In a blog post, the Mountain View-based tech giant highlighted that it has rolled out a new tool that will help others in the AI industry learn from Google’s best practices in deploying AI models. Large language models are capable of a wide range of harmful impacts, from generating inappropriate and indecent text, deepfakes, and misinformation, to generating harmful information including Chemical, biological, radiological, and nuclear (CBRN) weapons.

Even if an AI model is secure enough, there is a risk that bad actors can jailbreak the AI model to make it respond to commands it was not designed to. With such high risks, developers and AI firms must take enough precautions to ensure the models are safe for the users as well as secure enough. Questions cover topics like training, tuning and evaluation of models, access controls to models and data sets, preventing attacks and harmful inputs, and generative AI-powered agents, and more.

Google’s SAIF tool offers a questionnaire-based format, which can be accessed here. Developers and enterprises are required to answer questions such as, “Are you able to detect, remove, and remediate malicious or accidental changes in your training, tuning, or evaluation data?”. After completing the questionnaire, users will get a customised checklist that they need to follow in order to fill the gaps in securing the AI model.

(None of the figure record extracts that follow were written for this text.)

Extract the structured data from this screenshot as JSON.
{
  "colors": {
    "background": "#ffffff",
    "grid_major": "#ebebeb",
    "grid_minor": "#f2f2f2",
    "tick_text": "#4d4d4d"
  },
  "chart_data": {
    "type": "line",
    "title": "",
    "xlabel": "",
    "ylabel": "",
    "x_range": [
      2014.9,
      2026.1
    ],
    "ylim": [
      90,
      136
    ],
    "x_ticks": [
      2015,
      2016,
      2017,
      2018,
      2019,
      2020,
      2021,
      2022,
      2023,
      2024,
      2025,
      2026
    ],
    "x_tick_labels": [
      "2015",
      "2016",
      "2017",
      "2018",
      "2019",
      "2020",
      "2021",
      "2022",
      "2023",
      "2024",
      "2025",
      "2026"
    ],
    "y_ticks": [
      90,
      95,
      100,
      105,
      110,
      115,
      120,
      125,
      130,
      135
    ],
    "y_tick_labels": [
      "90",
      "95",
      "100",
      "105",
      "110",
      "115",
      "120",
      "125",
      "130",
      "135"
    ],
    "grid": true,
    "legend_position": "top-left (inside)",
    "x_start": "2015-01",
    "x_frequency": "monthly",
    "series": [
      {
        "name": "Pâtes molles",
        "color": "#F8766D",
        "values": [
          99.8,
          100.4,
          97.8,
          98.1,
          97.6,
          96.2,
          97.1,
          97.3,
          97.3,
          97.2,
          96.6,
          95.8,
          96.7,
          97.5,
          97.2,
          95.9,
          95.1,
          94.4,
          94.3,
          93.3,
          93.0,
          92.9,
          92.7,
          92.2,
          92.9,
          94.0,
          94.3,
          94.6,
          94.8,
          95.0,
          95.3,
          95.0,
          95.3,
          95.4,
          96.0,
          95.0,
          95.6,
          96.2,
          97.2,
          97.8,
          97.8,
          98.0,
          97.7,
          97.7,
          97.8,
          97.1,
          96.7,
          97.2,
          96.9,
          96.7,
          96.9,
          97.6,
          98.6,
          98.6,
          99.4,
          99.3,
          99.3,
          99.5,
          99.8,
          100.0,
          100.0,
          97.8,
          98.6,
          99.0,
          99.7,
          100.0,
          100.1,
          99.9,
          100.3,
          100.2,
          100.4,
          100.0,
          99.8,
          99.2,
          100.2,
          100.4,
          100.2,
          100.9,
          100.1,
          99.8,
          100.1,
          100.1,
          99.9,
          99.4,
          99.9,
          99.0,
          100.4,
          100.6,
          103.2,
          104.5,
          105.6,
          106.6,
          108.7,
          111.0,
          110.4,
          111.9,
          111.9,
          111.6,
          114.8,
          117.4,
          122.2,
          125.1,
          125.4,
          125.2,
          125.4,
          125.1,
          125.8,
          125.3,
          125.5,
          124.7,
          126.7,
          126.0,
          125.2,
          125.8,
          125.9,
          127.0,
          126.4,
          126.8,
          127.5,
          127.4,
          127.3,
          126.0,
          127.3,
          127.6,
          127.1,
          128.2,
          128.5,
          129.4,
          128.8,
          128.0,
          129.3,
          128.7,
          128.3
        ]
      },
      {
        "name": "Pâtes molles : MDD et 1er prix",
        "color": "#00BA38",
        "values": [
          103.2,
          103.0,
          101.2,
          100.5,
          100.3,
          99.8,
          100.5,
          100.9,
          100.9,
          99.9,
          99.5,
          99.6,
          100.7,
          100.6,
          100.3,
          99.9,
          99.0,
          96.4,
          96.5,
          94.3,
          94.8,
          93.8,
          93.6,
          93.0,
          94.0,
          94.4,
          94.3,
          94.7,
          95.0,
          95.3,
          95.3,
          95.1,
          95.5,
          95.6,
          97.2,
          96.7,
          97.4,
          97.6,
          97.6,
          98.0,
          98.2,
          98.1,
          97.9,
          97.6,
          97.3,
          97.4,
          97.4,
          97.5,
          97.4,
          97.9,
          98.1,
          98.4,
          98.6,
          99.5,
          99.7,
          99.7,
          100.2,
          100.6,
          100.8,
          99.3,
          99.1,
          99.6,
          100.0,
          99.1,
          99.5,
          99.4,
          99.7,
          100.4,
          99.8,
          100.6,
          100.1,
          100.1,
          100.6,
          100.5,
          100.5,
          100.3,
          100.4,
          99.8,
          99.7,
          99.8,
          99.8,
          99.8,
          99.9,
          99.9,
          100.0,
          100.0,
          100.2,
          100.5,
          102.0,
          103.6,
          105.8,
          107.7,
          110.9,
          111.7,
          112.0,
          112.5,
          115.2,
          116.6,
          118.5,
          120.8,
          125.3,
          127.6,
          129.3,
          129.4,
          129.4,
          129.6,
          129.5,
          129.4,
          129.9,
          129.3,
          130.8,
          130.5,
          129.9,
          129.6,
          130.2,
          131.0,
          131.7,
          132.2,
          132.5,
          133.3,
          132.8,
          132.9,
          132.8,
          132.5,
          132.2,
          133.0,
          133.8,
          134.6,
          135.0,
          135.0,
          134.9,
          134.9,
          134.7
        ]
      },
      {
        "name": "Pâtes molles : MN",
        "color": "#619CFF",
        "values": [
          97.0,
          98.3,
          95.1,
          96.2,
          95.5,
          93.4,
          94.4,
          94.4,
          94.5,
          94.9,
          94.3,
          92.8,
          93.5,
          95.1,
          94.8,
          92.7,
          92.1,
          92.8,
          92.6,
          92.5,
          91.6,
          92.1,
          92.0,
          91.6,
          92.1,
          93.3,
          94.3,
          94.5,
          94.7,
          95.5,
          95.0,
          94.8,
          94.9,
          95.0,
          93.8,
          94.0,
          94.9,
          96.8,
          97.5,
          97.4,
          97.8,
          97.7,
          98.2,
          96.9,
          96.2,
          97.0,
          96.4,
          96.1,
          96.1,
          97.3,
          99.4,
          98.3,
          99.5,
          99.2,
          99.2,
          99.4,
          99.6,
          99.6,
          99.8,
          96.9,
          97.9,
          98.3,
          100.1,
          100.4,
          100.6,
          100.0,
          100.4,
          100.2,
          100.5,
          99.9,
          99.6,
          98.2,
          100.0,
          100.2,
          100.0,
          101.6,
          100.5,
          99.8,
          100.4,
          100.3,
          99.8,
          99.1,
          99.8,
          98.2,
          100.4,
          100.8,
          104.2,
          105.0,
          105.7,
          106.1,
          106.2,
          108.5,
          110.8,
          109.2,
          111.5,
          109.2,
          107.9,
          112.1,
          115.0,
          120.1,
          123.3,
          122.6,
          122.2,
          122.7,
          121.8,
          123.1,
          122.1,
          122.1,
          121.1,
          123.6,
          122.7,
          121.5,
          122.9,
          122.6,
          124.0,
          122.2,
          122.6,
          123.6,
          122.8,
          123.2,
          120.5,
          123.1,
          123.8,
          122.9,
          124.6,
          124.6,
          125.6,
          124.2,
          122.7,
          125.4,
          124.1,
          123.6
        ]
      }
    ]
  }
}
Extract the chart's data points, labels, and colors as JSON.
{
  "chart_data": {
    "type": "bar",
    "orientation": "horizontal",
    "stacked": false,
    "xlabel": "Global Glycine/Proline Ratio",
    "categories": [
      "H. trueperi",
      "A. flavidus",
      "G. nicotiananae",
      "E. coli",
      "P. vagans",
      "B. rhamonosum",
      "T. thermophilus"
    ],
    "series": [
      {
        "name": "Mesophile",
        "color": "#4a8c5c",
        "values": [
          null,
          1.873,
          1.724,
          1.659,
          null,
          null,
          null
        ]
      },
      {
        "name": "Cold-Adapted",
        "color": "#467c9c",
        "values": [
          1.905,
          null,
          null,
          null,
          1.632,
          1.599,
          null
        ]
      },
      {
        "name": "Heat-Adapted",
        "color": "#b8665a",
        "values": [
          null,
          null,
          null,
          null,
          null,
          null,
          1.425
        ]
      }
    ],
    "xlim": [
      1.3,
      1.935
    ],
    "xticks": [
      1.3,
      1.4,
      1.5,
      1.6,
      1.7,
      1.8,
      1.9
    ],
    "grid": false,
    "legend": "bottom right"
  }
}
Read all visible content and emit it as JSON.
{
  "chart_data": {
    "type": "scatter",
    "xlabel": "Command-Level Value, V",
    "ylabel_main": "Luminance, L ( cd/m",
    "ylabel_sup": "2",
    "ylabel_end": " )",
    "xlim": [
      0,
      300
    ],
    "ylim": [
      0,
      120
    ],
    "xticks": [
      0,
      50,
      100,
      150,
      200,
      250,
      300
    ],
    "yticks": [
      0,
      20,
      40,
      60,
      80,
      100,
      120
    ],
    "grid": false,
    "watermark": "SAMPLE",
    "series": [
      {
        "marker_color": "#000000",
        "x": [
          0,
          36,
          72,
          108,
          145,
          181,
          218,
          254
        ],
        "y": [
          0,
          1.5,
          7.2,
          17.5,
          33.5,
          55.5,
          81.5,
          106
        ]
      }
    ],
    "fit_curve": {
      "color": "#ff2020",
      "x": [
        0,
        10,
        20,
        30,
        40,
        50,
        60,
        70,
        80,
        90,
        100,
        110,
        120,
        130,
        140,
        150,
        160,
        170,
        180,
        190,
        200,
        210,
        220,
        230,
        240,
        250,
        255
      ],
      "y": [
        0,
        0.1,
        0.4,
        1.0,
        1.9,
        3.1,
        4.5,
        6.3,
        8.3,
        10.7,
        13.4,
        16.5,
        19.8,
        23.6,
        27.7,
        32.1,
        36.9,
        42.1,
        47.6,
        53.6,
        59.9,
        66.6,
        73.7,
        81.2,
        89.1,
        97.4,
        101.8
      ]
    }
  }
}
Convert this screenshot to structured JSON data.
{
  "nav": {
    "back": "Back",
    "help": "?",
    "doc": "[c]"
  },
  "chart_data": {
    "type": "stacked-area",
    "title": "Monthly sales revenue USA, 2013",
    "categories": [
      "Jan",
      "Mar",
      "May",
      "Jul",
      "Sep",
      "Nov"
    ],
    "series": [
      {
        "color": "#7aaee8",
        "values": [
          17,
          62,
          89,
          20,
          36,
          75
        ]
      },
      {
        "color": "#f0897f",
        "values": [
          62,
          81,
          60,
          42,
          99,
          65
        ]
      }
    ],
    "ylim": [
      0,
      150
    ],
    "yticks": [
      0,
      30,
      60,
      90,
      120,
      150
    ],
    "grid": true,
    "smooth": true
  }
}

The tool is capable of handling risks such as data poisoning, prompt injection, model source tampering, and others. Each of these risks is identified in the questionnaire and the tool offers a specific solution to the problem.

Alongside, Google also announced adding 35 industry partners to its Coalition for Secure AI (CoSAI). The group will jointly create AI security solutions in three focus areas — Software Supply Chain Security for AI Systems, Preparing Defenders for a Changing Cybersecurity Landscape and AI Risk Governance.